Besides, Piramal has floated independent informal boards for each business. Healthcare has a pharma operations board; real estate lending, real estate asset management, and special situation transactions have independent investment committees with experts and one or two board members. Similarly, IM has an information management board, with people like PwC Partner Ashish Dalal, former HDFC senior executive Harish Engineer, former Warburg Pincus MD Rajesh Khanna, HDFC Securities Chairman Bharat D. Shah, among others.
Shah says Piramal Glass is back on track, posting over Rs 2,000 crore revenues.

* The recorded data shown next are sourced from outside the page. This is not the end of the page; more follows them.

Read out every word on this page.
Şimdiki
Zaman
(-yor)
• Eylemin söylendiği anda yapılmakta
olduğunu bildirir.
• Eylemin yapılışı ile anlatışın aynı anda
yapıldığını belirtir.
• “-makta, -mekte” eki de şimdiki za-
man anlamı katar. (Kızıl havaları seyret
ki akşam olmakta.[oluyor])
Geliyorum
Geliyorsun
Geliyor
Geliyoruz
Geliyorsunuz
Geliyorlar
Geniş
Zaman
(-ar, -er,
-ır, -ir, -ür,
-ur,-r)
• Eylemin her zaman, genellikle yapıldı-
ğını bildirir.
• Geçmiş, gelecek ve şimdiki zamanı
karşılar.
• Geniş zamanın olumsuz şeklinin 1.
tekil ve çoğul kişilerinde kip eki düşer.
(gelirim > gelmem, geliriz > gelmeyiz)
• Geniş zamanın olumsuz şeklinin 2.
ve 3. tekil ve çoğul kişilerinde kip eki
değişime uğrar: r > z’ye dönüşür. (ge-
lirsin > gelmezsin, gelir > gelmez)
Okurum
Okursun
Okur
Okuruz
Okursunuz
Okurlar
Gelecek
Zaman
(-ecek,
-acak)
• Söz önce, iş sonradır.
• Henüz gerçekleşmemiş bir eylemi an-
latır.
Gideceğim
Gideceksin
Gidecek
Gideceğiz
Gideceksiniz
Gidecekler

Piramal says the group's expansion in India will be restricted to OTC, financial services, real estate and one more sector (cement); contract manufacturing, critical care and IM will be powered by Europe and the US. "In the past five years, we created a value of Rs 18,000 crore. From 1988, we have created value Y-o-Y of 28.5 per cent," says Piramal. "There are not many stocks in which you invested Rs 1 lakh in 1988 that gives you Rs 11 crore today."
After the sale to Abbott, Piramal had the time and resources to buy mansions, yachts or private jets. Or, hang up his boots and retire on a private island. But the youthful-at-61 Piramal believes he has a long way to go. "Our belief is to create maximum shareholder returns and in the process earn our share as the largest promoter," he says.

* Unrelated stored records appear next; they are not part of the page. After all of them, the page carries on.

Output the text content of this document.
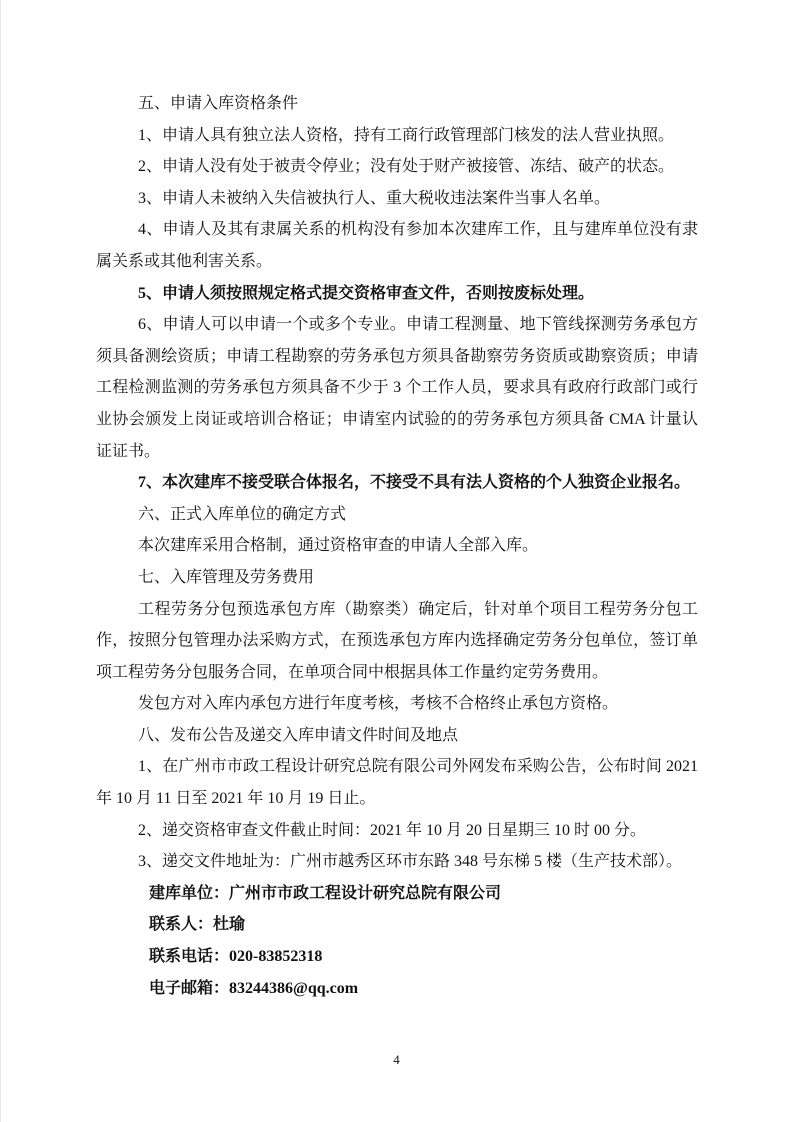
五、申请入库资格条件

1、申请人具有独立法人资格，持有工商行政管理部门核发的法人营业执照。

2、申请人没有处于被责令停业；没有处于财产被接管、冻结、破产的状态。

3、申请人未被纳入失信被执行人、重大税收违法案件当事人名单。

4、申请人及其有隶属关系的机构没有参加本次建库工作，且与建库单位没有隶属关系或其他利害关系。

5、申请人须按照规定格式提交资格审查文件，否则按废标处理。

6、申请人可以申请一个或多个专业。申请工程测量、地下管线探测劳务承包方须具备测绘资质；申请工程勘察的劳务承包方须具备勘察劳务资质或勘察资质；申请工程检测监测的劳务承包方须具备不少于 3 个工作人员，要求具有政府行政部门或行业协会颁发上岗证或培训合格证；申请室内试验的的劳务承包方须具备 CMA 计量认证证书。

7、本次建库不接受联合体报名，不接受不具有法人资格的个人独资企业报名。

六、正式入库单位的确定方式

本次建库采用合格制，通过资格审查的申请人全部入库。

七、入库管理及劳务费用

工程劳务分包预选承包方库（勘察类）确定后，针对单个项目工程劳务分包工作，按照分包管理办法采购方式，在预选承包方库内选择确定劳务分包单位，签订单项工程劳务分包服务合同，在单项合同中根据具体工作量约定劳务费用。

发包方对入库内承包方进行年度考核，考核不合格终止承包方资格。

八、发布公告及递交入库申请文件时间及地点

1、在广州市市政工程设计研究总院有限公司外网发布采购公告，公布时间 2021 年 10 月 11 日至 2021 年 10 月 19 日止。

2、递交资格审查文件截止时间：2021 年 10 月 20 日星期三 10 时 00 分。

3、递交文件地址为：广州市越秀区环市东路 348 号东梯 5 楼（生产技术部）。

建库单位：广州市市政工程设计研究总院有限公司

联系人：杜瑜

联系电话：020-83852318

电子邮箱：83244386@qq.com

4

The only luxury he allowed himself was buying a mansion from the King of Sangli at Mahabaleshwar, which the Piramals use as their weekend getaway. He is also building a new house for himself - a four-storied bungalow - on the Worli sea face in Mumbai. Piramal Realty had acquired the plot from HUL a few years ago. Sure, the vast ballroom in the ground floor of the corporate headquarters, Piramal Towers, has been modified and a velvet room awaits his guests, but his eyes are on quadrupling the group's valuation to $20 billion in four years. Manoeuvring such a portfolio will be a herculean task. It's nothing like anything he has done before but Piramal is convinced he has found the method in the madness, even if the analysts couldn't.